Sposata Carla Artuffo nel 1962, tirata su una gran bella famiglia, giunta l’età della pensione ed ormai residente da anni in una valle intimamente connessa alla realtà delle ferrovie sin dai tempi del Traforo del Frejus, cosa esce dal cilindro della vita? Forse fu il fischio di un treno nel vento della valle, forse fu l’infante, mai sopito sogno, forse fu che un giorno decidendo di vendere l’attrezzatura per lavorare il legno, si liberò lo spazio in casa.
“Carla – dissi – smetto di fumare ed i soldi che risparmio li uso per comprare dei modellini…”. Poteva Carla dire di no all’idea che il marito smettesse di fumare? E certo che non poteva dire di no! E questo no la trasformò un po’ in complice: d’altronde come non si può essere complici di un vulcano di idee? Tutto iniziò negli anni Novanta dello scorso secolo e come tutte le cose iniziò con un primo pezzo… E poi con un secondo e un terzo ed un quarto ed un quinto ed un ennesimo, per anni ed anni. Se l’inizio fu un seme gettato non casualmente su di un terreno fertile, il risultato è davvero un grande albero.
Dino Botta accende l’interruttore e la vastità del plastico ferroviario prende vita, con la sequenza operosa di una grande ferrovia. Tutto è perfetto, ogni dettaglio è curato all’inverosimile: le vecchie locomotive a vapore emettono dal comignolo il fumo ed i suoni sono quelli veri, dal fischio del vapore, al rumore della caldaia che viene alimentata dal carbone. I treni merci corrono sui binari o vanno nei ponti di carico e scarico dove le gru prendono o posano i materiali. I treni passeggeri quando arrivano alla stazione aprono le porte ed i passeggeri ‘contenuti’ in microschermi sembra scendano davvero. Su molti locomotori poi, vi è installata una microtelecamera che trasmette via Wi-Fi ad un tablet ciò che vedrebbe un ipotetico ferroviere alla guida del treno… Semplicemente stupefacente… Le ore volano nel vedere questa vera ferrovia in formato mignon. Forse un po’ torni bambino, forse ancora per un po’ puoi credere ai sogni… Al commiato, mentre la ferrovia chiude il circuito operoso di questo giorno, sembra ancora di vedere nella penombra quel bimbo che a Porta Susa guardava nella sera i treni correre sui binari sino a quando sparivano all’orizzonte, come inghiottiti dalla notte.

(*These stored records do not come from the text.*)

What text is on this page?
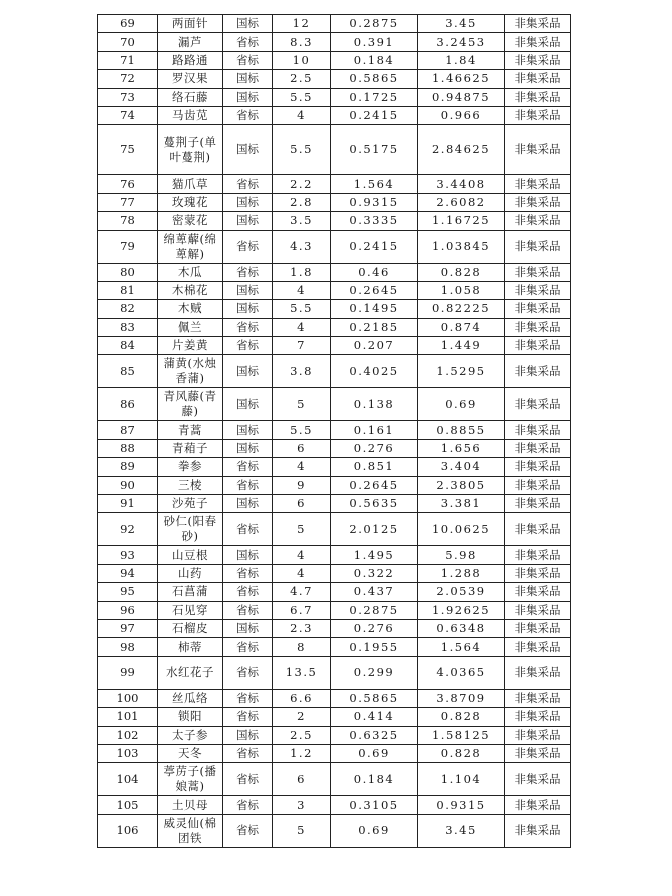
69	两面针	国标	12	0.2875	3.45	非集采品
70	漏芦	省标	8.3	0.391	3.2453	非集采品
71	路路通	省标	10	0.184	1.84	非集采品
72	罗汉果	国标	2.5	0.5865	1.46625	非集采品
73	络石藤	国标	5.5	0.1725	0.94875	非集采品
74	马齿苋	省标	4	0.2415	0.966	非集采品
75	蔓荆子(单叶蔓荆)	国标	5.5	0.5175	2.84625	非集采品
76	猫爪草	省标	2.2	1.564	3.4408	非集采品
77	玫瑰花	国标	2.8	0.9315	2.6082	非集采品
78	密蒙花	国标	3.5	0.3335	1.16725	非集采品
79	绵萆薢(绵萆解)	省标	4.3	0.2415	1.03845	非集采品
80	木瓜	省标	1.8	0.46	0.828	非集采品
81	木棉花	国标	4	0.2645	1.058	非集采品
82	木贼	国标	5.5	0.1495	0.82225	非集采品
83	佩兰	省标	4	0.2185	0.874	非集采品
84	片姜黄	省标	7	0.207	1.449	非集采品
85	蒲黄(水烛香蒲)	国标	3.8	0.4025	1.5295	非集采品
86	青风藤(青藤)	国标	5	0.138	0.69	非集采品
87	青蒿	国标	5.5	0.161	0.8855	非集采品
88	青葙子	国标	6	0.276	1.656	非集采品
89	拳参	省标	4	0.851	3.404	非集采品
90	三棱	省标	9	0.2645	2.3805	非集采品
91	沙苑子	国标	6	0.5635	3.381	非集采品
92	砂仁(阳春砂)	省标	5	2.0125	10.0625	非集采品
93	山豆根	国标	4	1.495	5.98	非集采品
94	山药	省标	4	0.322	1.288	非集采品
95	石菖蒲	省标	4.7	0.437	2.0539	非集采品
96	石见穿	省标	6.7	0.2875	1.92625	非集采品
97	石榴皮	国标	2.3	0.276	0.6348	非集采品
98	柿蒂	省标	8	0.1955	1.564	非集采品
99	水红花子	省标	13.5	0.299	4.0365	非集采品
100	丝瓜络	省标	6.6	0.5865	3.8709	非集采品
101	锁阳	省标	2	0.414	0.828	非集采品
102	太子参	国标	2.5	0.6325	1.58125	非集采品
103	天冬	省标	1.2	0.69	0.828	非集采品
104	葶苈子(播娘蒿)	省标	6	0.184	1.104	非集采品
105	土贝母	省标	3	0.3105	0.9315	非集采品
106	威灵仙(棉团铁	省标	5	0.69	3.45	非集采品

Quella notte che avrebbe portato il sogno di un trenino, di una ferrovia, di un viaggio, quella notte che sarebbe stata la pagina bianca sulla quale scrivere le lettere di un desiderio da consegnare all’alba di un giorno nuovo… Certo, era solo un sogno… Ma quel bimbo sapeva che un giorno, sul suo sogno, il sole sarebbe sorto ancora (…).